Taxation can take its toll when you are attempting to transfer assets to your loved ones both during your life and after your passing. While it makes sense that you could choose to simply give gifts to your family members while you are still alive, you do have to contend with the gift tax if you choose to go this route.
The gift tax carries the same 35% rate as the estate tax right now, but the maximum rate of both of these taxes is scheduled to rise to 55% in 2013. Though there is a lifetime gift tax exemption of $5 million at the present time, it is unified with the estate tax exclusion. So your available estate tax exclusion is going to be reduced by the value of any gifts that you give using the lifetime exemption.
The above makes it necessary to implement strategies that provide tax efficiency. One of these would involve the creation of a family limited partnership.

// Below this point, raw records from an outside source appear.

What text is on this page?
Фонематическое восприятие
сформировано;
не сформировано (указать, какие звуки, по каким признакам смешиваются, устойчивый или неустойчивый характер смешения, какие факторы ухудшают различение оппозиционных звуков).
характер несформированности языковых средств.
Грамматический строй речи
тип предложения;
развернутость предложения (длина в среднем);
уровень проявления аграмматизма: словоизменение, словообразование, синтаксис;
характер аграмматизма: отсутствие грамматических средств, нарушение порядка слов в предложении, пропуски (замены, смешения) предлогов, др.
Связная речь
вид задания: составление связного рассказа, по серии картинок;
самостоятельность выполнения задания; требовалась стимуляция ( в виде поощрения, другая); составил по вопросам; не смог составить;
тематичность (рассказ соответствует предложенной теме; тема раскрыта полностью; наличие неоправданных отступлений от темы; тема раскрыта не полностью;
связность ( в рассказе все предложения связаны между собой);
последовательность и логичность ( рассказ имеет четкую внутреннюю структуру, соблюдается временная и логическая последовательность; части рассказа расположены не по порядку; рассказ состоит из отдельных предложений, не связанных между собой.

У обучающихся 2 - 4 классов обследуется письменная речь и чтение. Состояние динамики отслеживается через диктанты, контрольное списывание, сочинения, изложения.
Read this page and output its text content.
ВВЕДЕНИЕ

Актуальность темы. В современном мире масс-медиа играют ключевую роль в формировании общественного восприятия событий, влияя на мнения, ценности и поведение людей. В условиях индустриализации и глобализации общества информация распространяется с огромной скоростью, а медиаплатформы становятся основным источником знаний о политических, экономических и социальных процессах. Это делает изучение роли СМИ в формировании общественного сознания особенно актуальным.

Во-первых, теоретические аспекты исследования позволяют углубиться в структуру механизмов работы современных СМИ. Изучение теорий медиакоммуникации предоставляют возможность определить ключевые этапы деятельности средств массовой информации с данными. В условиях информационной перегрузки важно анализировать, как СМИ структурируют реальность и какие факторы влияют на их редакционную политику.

To explain by way of example, let’s say that your total assets were well in excess of the exclusion amount. You want to give at least $1 million to each of your two children. If you give these gifts directly the entire amount is going to be subject to the gift tax.
As a response you could create a family limited partnership. You act as the general partner and your two children are limited partners. You place say $4 million of real estate into the partnership and give each of your children a 25% share. The taxable value of the shares is not $1 million though it may seem to be so on the surface.
The limited partner has no ability to market or control his or her share. It is up to the general partner to allow for distributions and none could be forthcoming for years. As a result, no hypothetical buyer would pay $1 million for a 25% share in a partnership over which he or she has no control. The IRS considers this fair market value when calculating the taxable amount of the gift, and tax savings are realized in this manner.